So Fake Steve, who I like, thinks it would be funny to try to overload AT&T network tomorrow. Which, fine, OK, but consider this.

This would be an act by a bunch of well-to-do people (the iPhone costs over $2000 over the life of your contract) against a bunch of other well-to-do people. You’re not sticking it to The Man; you are The Man.

You’re in a friggin’ chair in the sky. You should be amazed that you are carrying around a device that does more than the Pentagon’s supercomputers of decades past. Without wires. You’re essentially complaining about the softness of the towels at the country club.

Look, I don’t give a damn about AT&T or Verizon or any other logo. I do give a damn about technology and its progress. AT&T’s network is serving 40x more data than it did 3 years ago. There is no (mature) company of any sort that has scaled up their service like that. They’ve increased the aggregate bandwidth of (their part of) the mobile Internet by a factor of 40. I am happy to see it happen, regardless of the ticker symbol.

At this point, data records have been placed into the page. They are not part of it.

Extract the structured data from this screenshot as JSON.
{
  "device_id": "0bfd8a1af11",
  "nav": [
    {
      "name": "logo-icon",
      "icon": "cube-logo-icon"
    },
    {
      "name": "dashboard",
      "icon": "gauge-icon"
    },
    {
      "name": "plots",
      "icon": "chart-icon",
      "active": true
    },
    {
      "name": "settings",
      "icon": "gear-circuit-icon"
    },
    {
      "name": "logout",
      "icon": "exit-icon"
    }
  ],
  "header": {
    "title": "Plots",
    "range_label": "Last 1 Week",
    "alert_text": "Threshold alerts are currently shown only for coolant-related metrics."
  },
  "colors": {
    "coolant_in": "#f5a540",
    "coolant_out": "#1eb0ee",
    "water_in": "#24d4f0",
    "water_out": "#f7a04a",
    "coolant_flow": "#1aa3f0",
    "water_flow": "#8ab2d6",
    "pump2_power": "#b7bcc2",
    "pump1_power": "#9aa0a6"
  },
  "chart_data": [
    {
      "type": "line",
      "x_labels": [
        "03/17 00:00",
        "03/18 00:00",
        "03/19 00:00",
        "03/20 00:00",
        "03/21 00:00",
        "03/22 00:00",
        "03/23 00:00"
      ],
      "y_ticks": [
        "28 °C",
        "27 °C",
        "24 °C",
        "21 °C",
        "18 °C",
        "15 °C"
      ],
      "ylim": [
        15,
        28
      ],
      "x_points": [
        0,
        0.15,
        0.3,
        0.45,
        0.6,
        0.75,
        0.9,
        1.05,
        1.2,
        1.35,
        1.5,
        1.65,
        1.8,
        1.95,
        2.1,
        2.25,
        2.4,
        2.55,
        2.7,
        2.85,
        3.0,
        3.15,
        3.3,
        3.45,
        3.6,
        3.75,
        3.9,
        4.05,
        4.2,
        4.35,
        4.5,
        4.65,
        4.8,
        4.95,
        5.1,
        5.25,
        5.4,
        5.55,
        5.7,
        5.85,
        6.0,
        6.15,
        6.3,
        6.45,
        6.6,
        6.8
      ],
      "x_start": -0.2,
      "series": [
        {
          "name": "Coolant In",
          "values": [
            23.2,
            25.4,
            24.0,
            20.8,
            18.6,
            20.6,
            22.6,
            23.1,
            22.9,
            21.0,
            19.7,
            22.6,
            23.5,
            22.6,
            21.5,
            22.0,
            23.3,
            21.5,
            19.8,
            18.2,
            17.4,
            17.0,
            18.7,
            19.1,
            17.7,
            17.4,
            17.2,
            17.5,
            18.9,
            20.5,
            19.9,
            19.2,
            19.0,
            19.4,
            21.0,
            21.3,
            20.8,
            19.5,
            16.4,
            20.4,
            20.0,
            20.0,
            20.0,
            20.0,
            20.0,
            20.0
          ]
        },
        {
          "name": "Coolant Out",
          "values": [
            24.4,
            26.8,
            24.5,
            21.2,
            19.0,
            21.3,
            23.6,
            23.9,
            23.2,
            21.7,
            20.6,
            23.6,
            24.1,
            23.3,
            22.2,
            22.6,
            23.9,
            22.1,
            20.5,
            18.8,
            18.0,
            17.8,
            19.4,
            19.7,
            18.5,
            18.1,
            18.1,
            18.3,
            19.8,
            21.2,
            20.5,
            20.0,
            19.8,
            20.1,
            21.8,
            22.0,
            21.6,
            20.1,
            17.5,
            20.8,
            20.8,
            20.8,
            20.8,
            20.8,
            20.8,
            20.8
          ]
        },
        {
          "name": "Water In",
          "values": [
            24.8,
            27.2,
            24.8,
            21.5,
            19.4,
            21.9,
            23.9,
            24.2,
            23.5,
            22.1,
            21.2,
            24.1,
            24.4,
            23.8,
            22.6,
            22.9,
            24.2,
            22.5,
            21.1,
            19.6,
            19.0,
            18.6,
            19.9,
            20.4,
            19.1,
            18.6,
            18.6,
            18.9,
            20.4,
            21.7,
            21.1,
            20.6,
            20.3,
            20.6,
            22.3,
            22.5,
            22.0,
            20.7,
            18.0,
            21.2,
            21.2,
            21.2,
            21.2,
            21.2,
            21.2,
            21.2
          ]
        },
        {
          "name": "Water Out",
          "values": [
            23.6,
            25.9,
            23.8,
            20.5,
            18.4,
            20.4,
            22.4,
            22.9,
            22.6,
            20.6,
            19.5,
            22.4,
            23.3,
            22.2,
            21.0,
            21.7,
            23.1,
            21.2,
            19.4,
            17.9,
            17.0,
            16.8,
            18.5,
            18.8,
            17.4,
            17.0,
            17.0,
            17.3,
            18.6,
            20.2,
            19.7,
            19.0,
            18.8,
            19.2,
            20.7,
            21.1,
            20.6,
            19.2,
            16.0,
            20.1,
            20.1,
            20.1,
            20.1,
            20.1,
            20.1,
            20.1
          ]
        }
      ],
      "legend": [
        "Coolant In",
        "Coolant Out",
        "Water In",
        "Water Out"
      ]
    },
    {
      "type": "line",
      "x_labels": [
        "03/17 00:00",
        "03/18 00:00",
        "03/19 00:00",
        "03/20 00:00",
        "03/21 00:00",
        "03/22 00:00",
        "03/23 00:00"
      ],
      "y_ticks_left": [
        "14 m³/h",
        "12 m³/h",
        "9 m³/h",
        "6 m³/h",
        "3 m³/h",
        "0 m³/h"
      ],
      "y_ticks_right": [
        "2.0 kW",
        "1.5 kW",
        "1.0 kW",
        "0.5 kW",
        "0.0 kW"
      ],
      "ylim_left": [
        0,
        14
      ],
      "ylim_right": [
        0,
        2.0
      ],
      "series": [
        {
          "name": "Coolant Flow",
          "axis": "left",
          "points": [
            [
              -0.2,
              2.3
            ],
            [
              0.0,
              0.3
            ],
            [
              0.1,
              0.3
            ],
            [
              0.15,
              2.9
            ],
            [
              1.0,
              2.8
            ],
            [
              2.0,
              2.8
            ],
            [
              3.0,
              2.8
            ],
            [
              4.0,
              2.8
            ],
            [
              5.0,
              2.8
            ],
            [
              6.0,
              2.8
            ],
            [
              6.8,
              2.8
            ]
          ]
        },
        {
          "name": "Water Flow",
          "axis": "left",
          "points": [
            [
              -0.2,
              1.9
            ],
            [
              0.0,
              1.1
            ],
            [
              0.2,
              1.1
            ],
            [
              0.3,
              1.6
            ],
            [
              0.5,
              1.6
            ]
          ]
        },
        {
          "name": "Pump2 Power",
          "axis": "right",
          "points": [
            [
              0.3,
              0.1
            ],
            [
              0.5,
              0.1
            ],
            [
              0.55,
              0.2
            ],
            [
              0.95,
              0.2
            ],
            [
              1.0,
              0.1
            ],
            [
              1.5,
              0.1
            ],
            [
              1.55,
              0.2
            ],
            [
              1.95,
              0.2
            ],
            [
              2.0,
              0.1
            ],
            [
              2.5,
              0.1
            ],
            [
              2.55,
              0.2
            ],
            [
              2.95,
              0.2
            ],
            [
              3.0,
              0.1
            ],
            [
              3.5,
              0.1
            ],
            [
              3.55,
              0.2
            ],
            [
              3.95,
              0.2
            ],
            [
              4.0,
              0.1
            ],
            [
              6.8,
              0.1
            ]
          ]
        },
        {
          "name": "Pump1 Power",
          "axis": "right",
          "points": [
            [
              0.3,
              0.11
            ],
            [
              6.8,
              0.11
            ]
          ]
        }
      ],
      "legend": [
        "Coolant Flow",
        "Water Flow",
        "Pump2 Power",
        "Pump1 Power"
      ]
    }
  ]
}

I have an iPhone 3GS. I lived in San Francisco until last fall, when I moved to NYC. These are the two (well-to-do) places where critics claim to have the biggest problems. But I’ve really never had complaints. I probably have a dropped call once a month. The 3G works fine, but keep in mind, the best, most optimal 3G “working fine” is still painful compared to what you have at home. And yet the whole thing is a miracle.

So please, white people, try this: instead of spending that hour f’ing with AT&T’s network, donate an hour of your time (or money) to charity.